Since the prevalence of ischemic heart disease is steadily increasing, the incidence of MINOCA patients is likely to increase too in years to come due to aging population. Coronary heart disease affects nearly 16 million persons in the USA.33–37 More than 2 million cases of unstable angina and nearly 4 million cases of acute myocardial infarction occur annually in the world. The prevalence of patients who have survived an episode of AMI is estimated at 15 million, these patients are at high risk to develop additional coronary events.38–42 With the widespread use of urgent coronary angiography in the early clinical management of acute coronary syndrome, it has been reported that as many as 10% of acute myocardial infarction patients have no evidence of obstructive coronary artery disease. It is not clearly understood whether they have similar clinical features and outcomes as patients with acute myocardial infarction with obstructive coronary artery disease. A previous meta-analysis data analyzing cardiac MRI findings in patients with MINOCA demonstrated that more than 30% of the patients had myocarditis and 20% had “true” myocardial infarction.43 These imaging modality studies show that cardiac MRI performed at the early stages could yield a definite diagnosis in 90% of the patients. Indeed, the combined data of the meta-analysis and recent studies.43–47 support the concept that early cardiac MRI with the latest imaging techniques can make the diagnosis in the vast majority of MINOCA patients. Therefore, this imaging technique is an important diagnostic tool clearly mentioned in this context in the recent position paper by the ESC.30 Therefore, the objective observation of diastolic function alterations and tissue abnormalities by cardiac MRI in patients with MINOCA opens the door for further investigation about the association between microvascular disease and diastolic dysfunction for the interesting potential of predicting the risk for cardiovascular events.

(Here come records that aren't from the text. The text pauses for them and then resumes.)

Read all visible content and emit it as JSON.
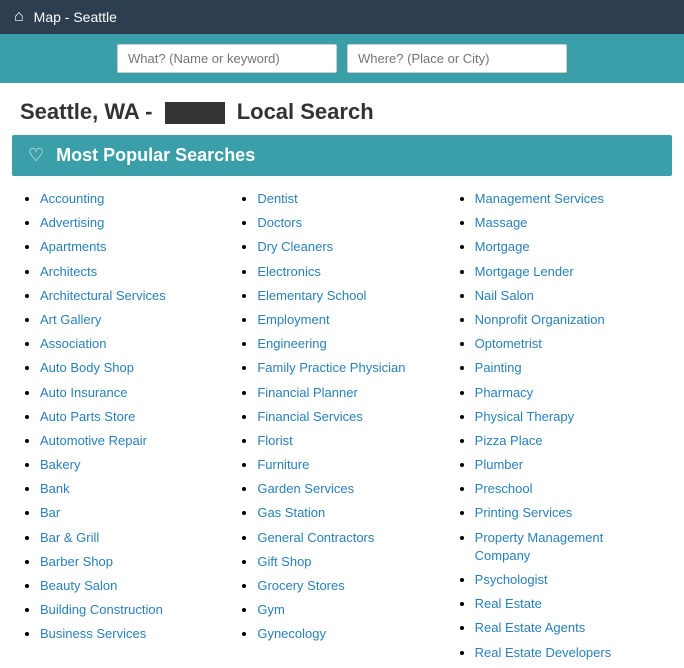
{
  "nav": {
    "home_icon": "⌂",
    "title": "Map - Seattle"
  },
  "search": {
    "what_placeholder": "What? (Name or keyword)",
    "where_placeholder": "Where? (Place or City)"
  },
  "page_title": {
    "prefix": "Seattle, WA -",
    "suffix": "Local Search"
  },
  "section": {
    "icon": "♡",
    "title": "Most Popular Searches"
  },
  "columns": [
    {
      "id": "col1",
      "items": [
        "Accounting",
        "Advertising",
        "Apartments",
        "Architects",
        "Architectural Services",
        "Art Gallery",
        "Association",
        "Auto Body Shop",
        "Auto Insurance",
        "Auto Parts Store",
        "Automotive Repair",
        "Bakery",
        "Bank",
        "Bar",
        "Bar & Grill",
        "Barber Shop",
        "Beauty Salon",
        "Building Construction",
        "Business Services"
      ]
    },
    {
      "id": "col2",
      "items": [
        "Dentist",
        "Doctors",
        "Dry Cleaners",
        "Electronics",
        "Elementary School",
        "Employment",
        "Engineering",
        "Family Practice Physician",
        "Financial Planner",
        "Financial Services",
        "Florist",
        "Furniture",
        "Garden Services",
        "Gas Station",
        "General Contractors",
        "Gift Shop",
        "Grocery Stores",
        "Gym",
        "Gynecology"
      ]
    },
    {
      "id": "col3",
      "items": [
        "Management Services",
        "Massage",
        "Mortgage",
        "Mortgage Lender",
        "Nail Salon",
        "Nonprofit Organization",
        "Optometrist",
        "Painting",
        "Pharmacy",
        "Physical Therapy",
        "Pizza Place",
        "Plumber",
        "Preschool",
        "Printing Services",
        "Property Management Company",
        "Psychologist",
        "Real Estate",
        "Real Estate Agents",
        "Real Estate Developers"
      ]
    }
  ]
}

Lower diastolic circumferential strain rate.

Lower peak rate of left ventricular untwisting.

Longer time to peak filling rate.

Longer peak ventricular untwisting rate.

Trend toward longer time to peak diastolic circumferential strain rate.

No difference in peak ventricular filling rate.

Table 1 Diastolic function abnormalities detected by cardiac MRI in microvascular ischemia

Conclusion

There is an increasing relatively high incidence of newly onset HF hospitalizations and nonfatal acute coronary syndrome in these patients with myocardial ischemia with non-obstructive coronary heart disease. LV diastolic dysfunction occurs early in the ischemic cascade and may be a mediator of increased risk of HF and other cardiovascular events among patients with microvascular coronary disease. Therefore, early identification of cardiac abnormalities and diastolic dysfunction with sensitive cardiac MRI tissue tagging techniques provide an important treatment window for preventing disease progression in microvascular coronary disease.

Acknowledgements

None.

Conflict of interest

The author declares that there no conflict of interest.